Avec la Yaris hybride, la marque japonaise a sans doute trouvé le moyen de faire face aux modèles électriques comme la Zoé, en proposant une citadine écologique et aux coûts très réduits.

Si la priorité reste la clientèle des particuliers, Toyota prévoit de vendre 40 % des Yaris HSD aux flottes d’entreprises. Un chiffre bien supérieur aux 25 % de la version thermique. Il faut dire que ce modèle hybride a bien des atouts à faire valoir : des rejets de 79 g de CO2 par km et une consommation de 3,5 L/100 km.

Toyota a fait un gros travail sur la Yaris hybride. Il a consisté à réduire la taille du moteur qui équipe la Prius et l’Auris HSD et à adapter également la taille des composants de la chaîne de traction hybride aux dimensions de la Yaris (3,9 m de long). Un pari réussi, car le système Hybrid Synergy Drive a perdu au passage 20 % de son volume et un poids de 42 kg.
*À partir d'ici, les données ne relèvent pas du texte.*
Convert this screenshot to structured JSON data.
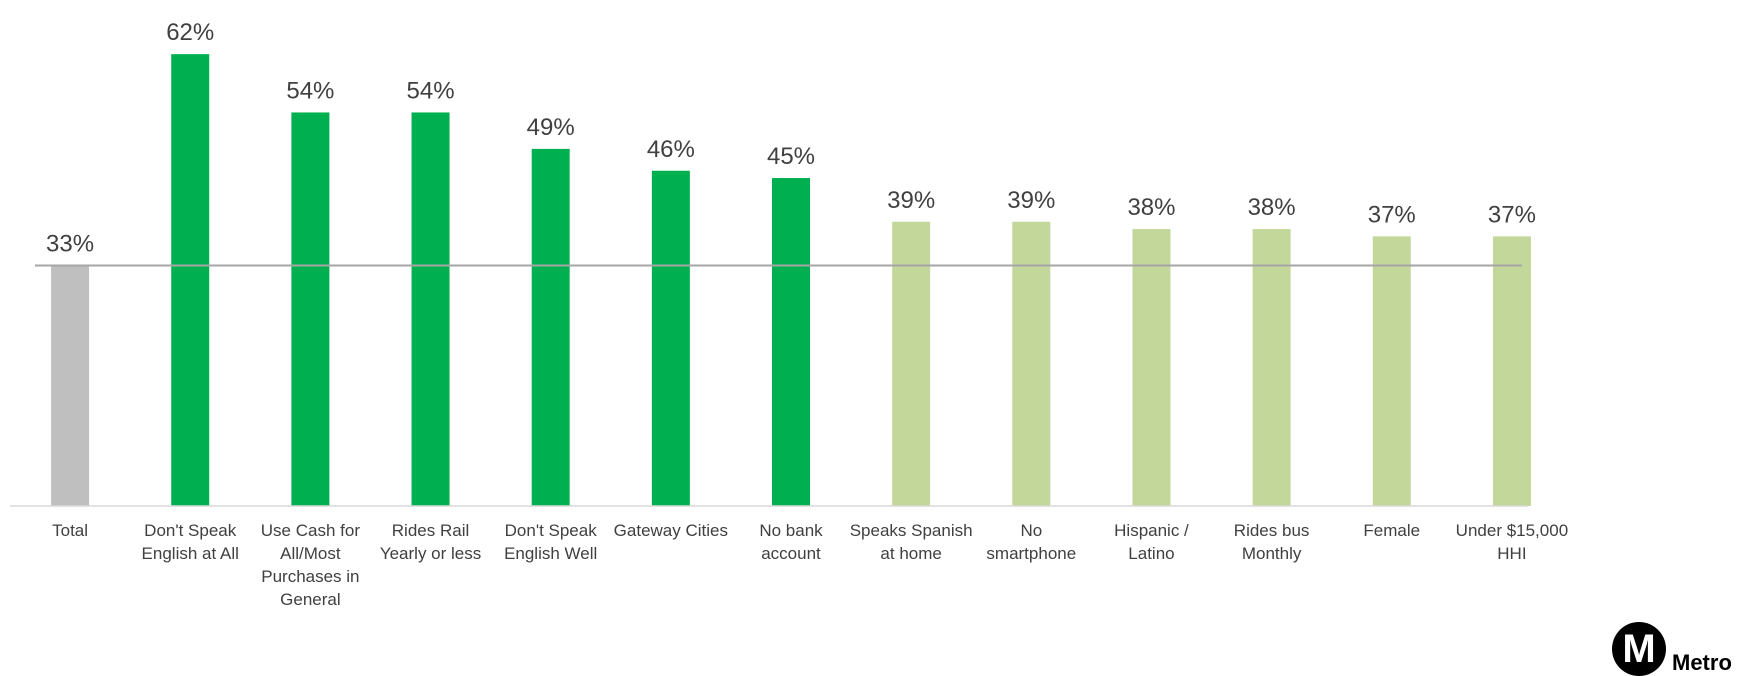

Sur un plan pratique, on retrouve les mêmes sensations que sur la Prius ou l’Auris hybride. On démarre sur l’électrique et le moteur thermique se met en route à partir de 30 km/h. La vraie performance est de pouvoir rouler en mode purement électrique pendant les deux tiers du temps en ville et sur plus de la moitié de la distance. Nous avons pu constater, lors de notre parcours urbain dans les environs d’Amsterdam, que le voyant EV s’allumait très souvent au tableau de bord. Le mieux est d’ailleurs de laisser l’ordinateur de bord gérer automatiquement les flux d’énergie. Si on peut sélectionner un mode EV qui permet de rouler pendant 2 km environ à l’électrique, ce mode de fonctionnement est bien plus fréquent dans le trafic (avec une vitesse maxi portée à 70 km/h, au lieu de 50 quand le mode EV est bloqué). Et comme la transition entre le moteur électrique et le moteur thermique est assez discrète, on finit par rouler en mode zéro émission sans même s’en rendre compte.

En sélectionnant le mode « car » sur l’écran de bord, on peut surveiller la consommation et constater en effet que la consommation de carburant est bien inférieure à 5 L/100 km et qu’on oscille entre 3,5 et 4 L. Par contre, il faut bien être conscient que, malgré les  100 chevaux annoncés (résultat de la combinaison entre le moteur thermique de 75 ch et le moteur électrique), la Yaris HSD n’est pas un foudre de guerre et que c’est un véhicule qui se destine avant tout à la circulation urbaine.

Cela dit, Toyota reste fidèle à sa promesse. Les faibles coûts d’entretien et la bonne tenue espérée de la valeur résiduelle sont autant de points qui intéresseront sûrement les gestionnaires de flottes. La Yaris HSD est en tout cas une alternative au véhicule électrique et un véhicule propre abordable.